Rick Santorum, who will never be President but who can still keep his boyish dreams alive by pretending he can run for AmericaPope, has caught some flack in the last few days for his puritanical position on porn. Santorum believes that porn is responsible for all manner of social ills, from divorce to critical lack of shame. But he sure didn't have a problem receiving campaign contributions from one smut-slinging company back when he was a Senator.
The former Pennsylvania Senator has always been against awesome things that a lot of people like, such as non-procreative sex, not being pregnant all the time, marriage equality, public education, and sweaters that have sleeves. But when people started noticing that his campaign page contained an entire position paper on pornography and how, if elected, he promised to appoint an Attorney General that promised to prosecute pornographers as though they attempted to work on the Sabbath or commit adultery, they started to ask questions. And Santorum has started to provide answers.
Yes, he really believes all that crap about pornography being a nationwide pandemic. When Santorum appeared on This Week with George Stephanopoulos, he told Jonathan Karl that he very much intended to be as anti-porn as he wanted to be, since this current President has spent his first term in office laughing maniacally over a burning pile of Bibles while two guys in spiked collars do it in front of a group of crying Sunday school students. This must be remedied. Of his stated anti-porn policy position, he said,
...someone was asking about the fact that President Obama and his attorney general don't enforce the existing pornography laws. And we wrote back and put it up on our web site saying that we would, of course, as president enforce those laws, because obviously Congress in its wisdom understood that hard-core pornography is very damaging, particularly to young people, and that exposure on the Internet can be very damaging, and of course it's very damaging to a lot of folks who ... are in all sorts of settings (ph). You enforce the law. There are laws against purveying hard-core pornography. And that — we have attorney generals in the country, at least under the Bush administration, who did prosecute that. And this administration isn't.
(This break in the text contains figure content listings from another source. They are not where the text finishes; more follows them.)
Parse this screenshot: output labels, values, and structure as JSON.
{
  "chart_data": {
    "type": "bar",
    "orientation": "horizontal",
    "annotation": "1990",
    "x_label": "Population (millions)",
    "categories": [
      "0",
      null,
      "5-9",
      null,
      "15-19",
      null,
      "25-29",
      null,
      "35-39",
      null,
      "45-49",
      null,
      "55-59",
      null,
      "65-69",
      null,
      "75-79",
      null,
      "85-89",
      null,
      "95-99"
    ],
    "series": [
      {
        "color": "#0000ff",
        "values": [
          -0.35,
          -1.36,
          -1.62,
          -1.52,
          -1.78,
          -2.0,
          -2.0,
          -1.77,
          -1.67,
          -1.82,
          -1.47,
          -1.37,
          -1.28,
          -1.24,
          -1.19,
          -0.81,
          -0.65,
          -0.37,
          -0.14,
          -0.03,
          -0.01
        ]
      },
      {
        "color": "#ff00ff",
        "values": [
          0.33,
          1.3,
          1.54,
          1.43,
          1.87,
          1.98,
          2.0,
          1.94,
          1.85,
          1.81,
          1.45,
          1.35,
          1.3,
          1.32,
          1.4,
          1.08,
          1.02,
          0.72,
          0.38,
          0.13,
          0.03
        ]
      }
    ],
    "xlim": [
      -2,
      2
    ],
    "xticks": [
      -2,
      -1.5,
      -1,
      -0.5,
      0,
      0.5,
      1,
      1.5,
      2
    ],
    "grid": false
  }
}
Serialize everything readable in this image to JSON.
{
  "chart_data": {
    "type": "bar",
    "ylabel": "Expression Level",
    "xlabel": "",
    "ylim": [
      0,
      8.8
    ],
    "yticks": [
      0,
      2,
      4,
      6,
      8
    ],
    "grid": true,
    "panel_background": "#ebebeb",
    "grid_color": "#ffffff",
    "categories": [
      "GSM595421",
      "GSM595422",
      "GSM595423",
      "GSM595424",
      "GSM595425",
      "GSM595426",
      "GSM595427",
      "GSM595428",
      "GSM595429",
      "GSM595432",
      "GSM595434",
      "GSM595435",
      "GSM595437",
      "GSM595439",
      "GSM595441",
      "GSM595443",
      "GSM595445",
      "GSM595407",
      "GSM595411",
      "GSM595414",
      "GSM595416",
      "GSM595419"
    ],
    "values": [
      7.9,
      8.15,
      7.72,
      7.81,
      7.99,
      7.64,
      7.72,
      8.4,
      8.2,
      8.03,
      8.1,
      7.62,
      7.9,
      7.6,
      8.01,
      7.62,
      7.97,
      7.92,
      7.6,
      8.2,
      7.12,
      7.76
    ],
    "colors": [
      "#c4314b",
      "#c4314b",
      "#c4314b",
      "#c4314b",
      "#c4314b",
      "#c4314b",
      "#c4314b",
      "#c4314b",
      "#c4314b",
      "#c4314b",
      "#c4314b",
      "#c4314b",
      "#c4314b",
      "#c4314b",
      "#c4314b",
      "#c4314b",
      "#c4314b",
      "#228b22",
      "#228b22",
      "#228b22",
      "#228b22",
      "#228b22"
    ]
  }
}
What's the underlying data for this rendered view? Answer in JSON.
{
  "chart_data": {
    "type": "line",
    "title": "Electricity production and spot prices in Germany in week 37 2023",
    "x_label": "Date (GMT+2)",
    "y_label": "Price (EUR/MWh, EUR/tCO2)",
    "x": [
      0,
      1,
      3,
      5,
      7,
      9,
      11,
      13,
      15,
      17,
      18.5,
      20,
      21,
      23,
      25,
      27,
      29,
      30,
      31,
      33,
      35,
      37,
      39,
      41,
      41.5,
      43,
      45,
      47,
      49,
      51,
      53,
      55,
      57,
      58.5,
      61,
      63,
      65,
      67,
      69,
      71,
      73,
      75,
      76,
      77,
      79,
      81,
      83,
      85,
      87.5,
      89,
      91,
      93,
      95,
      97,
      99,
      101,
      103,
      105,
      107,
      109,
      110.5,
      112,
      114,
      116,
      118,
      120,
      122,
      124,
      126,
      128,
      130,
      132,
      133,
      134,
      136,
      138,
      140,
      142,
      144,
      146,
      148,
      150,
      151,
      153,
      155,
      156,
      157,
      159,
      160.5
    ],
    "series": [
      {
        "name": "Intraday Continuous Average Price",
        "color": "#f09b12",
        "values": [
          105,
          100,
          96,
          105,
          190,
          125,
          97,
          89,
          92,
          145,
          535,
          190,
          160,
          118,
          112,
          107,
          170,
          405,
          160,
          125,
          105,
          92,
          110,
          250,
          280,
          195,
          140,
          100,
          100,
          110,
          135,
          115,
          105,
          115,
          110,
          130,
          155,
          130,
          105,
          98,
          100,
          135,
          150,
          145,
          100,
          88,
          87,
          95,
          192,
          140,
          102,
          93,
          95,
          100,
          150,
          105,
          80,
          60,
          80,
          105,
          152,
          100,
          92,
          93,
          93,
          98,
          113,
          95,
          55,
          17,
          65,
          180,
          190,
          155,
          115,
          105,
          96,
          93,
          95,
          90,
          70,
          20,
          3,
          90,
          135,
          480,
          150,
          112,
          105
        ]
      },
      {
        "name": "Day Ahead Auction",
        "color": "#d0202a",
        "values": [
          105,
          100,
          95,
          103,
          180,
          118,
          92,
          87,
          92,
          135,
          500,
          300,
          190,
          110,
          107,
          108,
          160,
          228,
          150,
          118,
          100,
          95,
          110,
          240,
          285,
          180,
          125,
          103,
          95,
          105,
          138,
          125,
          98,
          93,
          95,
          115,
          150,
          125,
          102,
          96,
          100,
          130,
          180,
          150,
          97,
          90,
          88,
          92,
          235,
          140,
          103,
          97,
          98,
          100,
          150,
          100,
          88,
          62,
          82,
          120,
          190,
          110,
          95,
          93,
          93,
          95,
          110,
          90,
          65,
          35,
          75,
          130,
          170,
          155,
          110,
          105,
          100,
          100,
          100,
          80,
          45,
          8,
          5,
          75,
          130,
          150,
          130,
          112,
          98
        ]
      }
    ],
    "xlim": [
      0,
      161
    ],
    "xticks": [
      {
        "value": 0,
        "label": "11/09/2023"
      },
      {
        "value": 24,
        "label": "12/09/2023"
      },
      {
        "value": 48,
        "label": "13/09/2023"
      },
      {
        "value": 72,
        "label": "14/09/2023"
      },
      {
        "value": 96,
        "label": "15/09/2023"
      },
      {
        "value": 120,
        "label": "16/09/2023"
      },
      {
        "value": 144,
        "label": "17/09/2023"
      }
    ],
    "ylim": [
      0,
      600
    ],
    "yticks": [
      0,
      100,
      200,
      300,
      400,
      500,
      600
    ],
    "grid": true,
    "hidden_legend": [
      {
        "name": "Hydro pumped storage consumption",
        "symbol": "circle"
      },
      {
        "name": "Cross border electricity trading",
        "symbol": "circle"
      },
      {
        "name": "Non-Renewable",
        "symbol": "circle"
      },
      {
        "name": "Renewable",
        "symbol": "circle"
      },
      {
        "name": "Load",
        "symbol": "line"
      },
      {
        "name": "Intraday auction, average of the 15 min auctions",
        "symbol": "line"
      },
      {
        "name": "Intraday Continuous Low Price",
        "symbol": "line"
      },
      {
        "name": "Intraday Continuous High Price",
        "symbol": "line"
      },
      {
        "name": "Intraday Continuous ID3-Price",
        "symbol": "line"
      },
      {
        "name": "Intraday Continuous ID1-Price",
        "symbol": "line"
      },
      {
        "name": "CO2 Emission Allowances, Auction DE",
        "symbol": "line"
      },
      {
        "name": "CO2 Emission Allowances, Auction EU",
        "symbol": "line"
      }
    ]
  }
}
And I simply said I would follow the law, which I know in the case of Barack Obama can be somewhat of a hefty challenge for him, but we're going to do it as president.
Santorum's views on the ickiness of what other people choose to do with their genitalia haven't changed much since he was running for Senate in Pennsylvania. But he's never had a problem accepting donations from companies that make and produce pornography. In fact, BuzzFeed's Andrew Kaczynski points out, Santorum used to make a pretty decent campaign contributions haul from a company that profits from porn. It's called Adelphia, and it bears the distinction of being the first company to offer hotel guests access to hard core pornography right form the comfort of their disgusting, semen-encrusted comforter.
Whether or not he continues to accept donations from companies that sling pornography isn't clear. But what is clear is that this man's mind has more issues than National Geographic, except with more naked pictures.